Los Angeles, California, June 5 – This season on America’s Got Talent, we already have seen two acts with disabilities audition. On the season premiere, autistic blind singer Kodi Lee earned the golden buzzer from Gabrielle Union, skipping straight to the live shows. In the second audition episode, Ryan Niemiller, a comedian with a disability in both arms, made it through to the next round with a standing ovation and four enthusiastic yeses. Both acts were extremely talented, but the differences in how they were presented is a great case study in how to accurately and positively portray people with disabilities.
Ryan Niemiller immediately won over the audience with his quip “So, obviously I have a disability. I think the technical term for it is being very handsome.”
“When I was growing up, there was nobody that looked like me on television,” Niemiller said to Simon Cowell about what he wants to do with the platform. “I want people to be able to look at what I’m doing.”
Niemiller’s plug for representation was important for viewers to hear. Although one in five Americans have a disability, among regular characters on primetime TV in the 2018-2019 season, only 2.1 percent have disabilities.
After finishing his set with a hilarious story about what he does when he sees kids staring at him, Niemiller earns a standing ovation from the judges and the audience. This is where we can start drawing a contrast between Niemiller and Kodi Lee’s treatment. While the comments Lee received were focused primarily on his disability, and many were directed toward his mother instead of him, Niemiller’s comments were focused almost exclusively on the fact that he is really funny. For example, Gabrielle Union says, “You’re freaking funny and I want to know your next tour dates…I’m going to be your roadie.” Howie Mandel tells him he could be a finalist.
“I think you are amazing,” Cowell told him before asking, “why do you think you haven’t had the break you’re looking for yet?”
“I think part of it is having a disability like this, it’s really hard to break through without people thinking you’re a novelty act,” Niemiller replied. ”I’ve had the booker tell me, ‘Oh, I don’t think this is what we like.’”
Cowell replied that “they have the disability, not you.” This was a poor way of phrasing this sentiment, in that it implies that disability is a bad thing. However, apart from this one slip up, I was really impressed with this segment.
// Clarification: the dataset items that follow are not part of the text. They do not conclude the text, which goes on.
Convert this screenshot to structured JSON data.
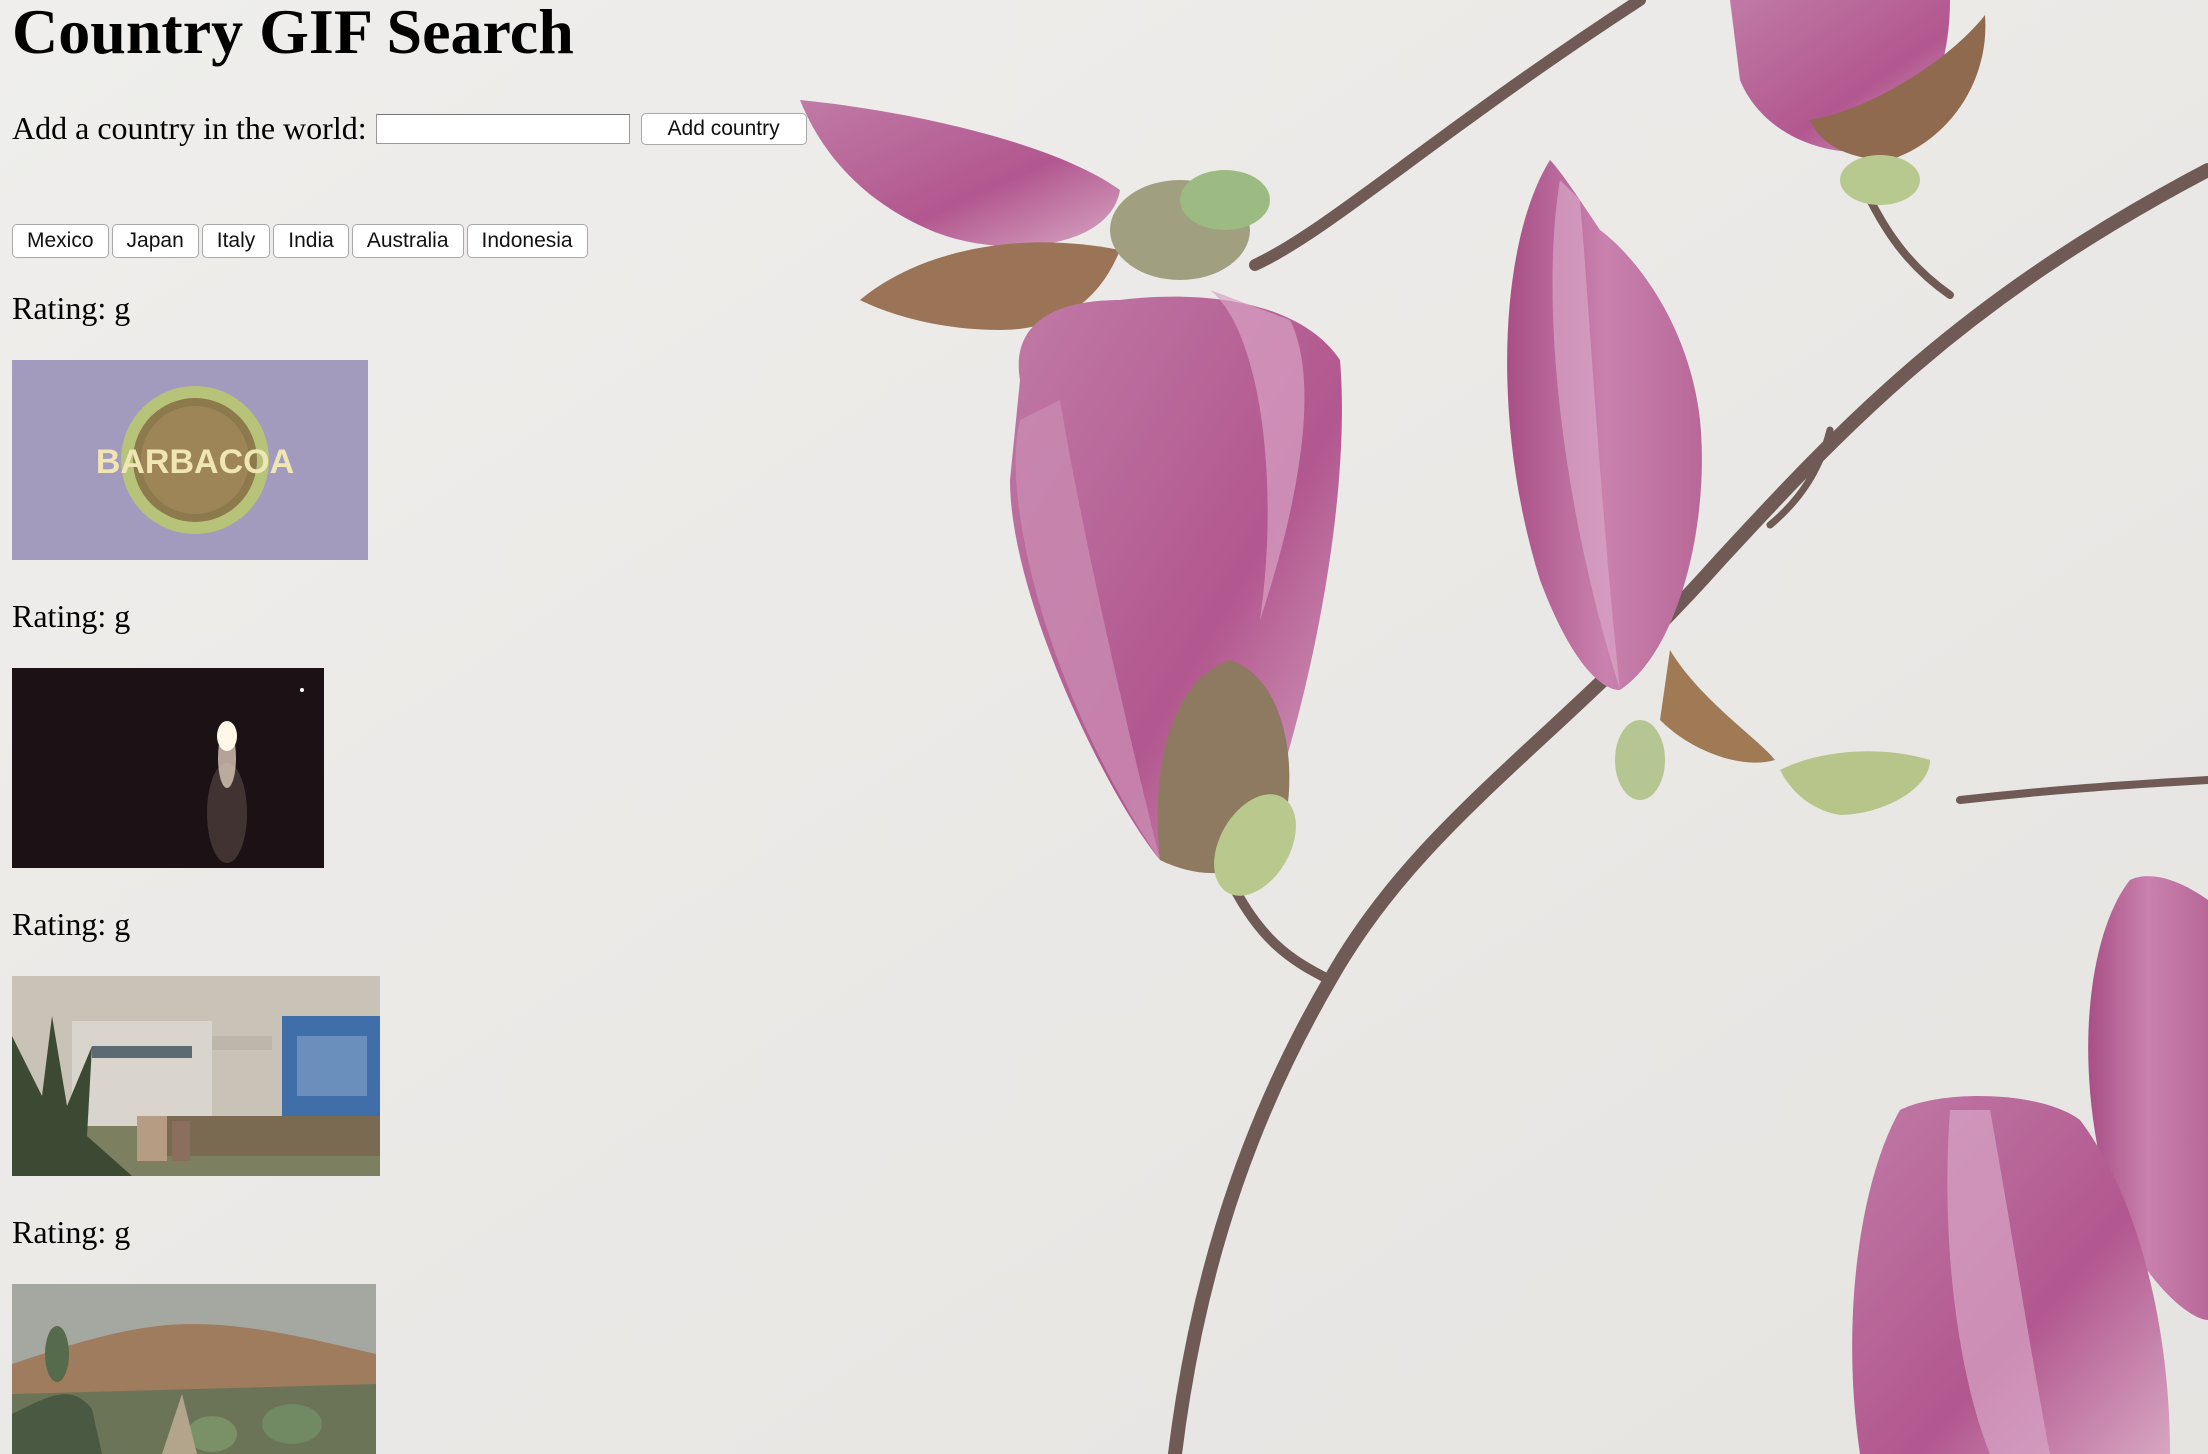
{
  "page": {
    "title": "Country GIF Search"
  },
  "form": {
    "label": "Add a country in the world:",
    "input_value": "",
    "input_placeholder": "",
    "submit_label": "Add country"
  },
  "countries": [
    "Mexico",
    "Japan",
    "Italy",
    "India",
    "Australia",
    "Indonesia"
  ],
  "gifs": [
    {
      "rating_text": "Rating: g",
      "overlay_text": "BARBACOA"
    },
    {
      "rating_text": "Rating: g"
    },
    {
      "rating_text": "Rating: g"
    },
    {
      "rating_text": "Rating: g"
    }
  ]
}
When I wrote about Kodi Lee last week, I concluded that “I know that America’s Got Talent is capable of better representation than we saw in this audition.” And I am happy to see that this week, we saw a much better example of how to portray disability on screen. I am looking forward to seeing more of Kodi Lee and Ryan Niemiller this season and I hope that America’s Got Talent continues to focus on the talents of people with disabilities.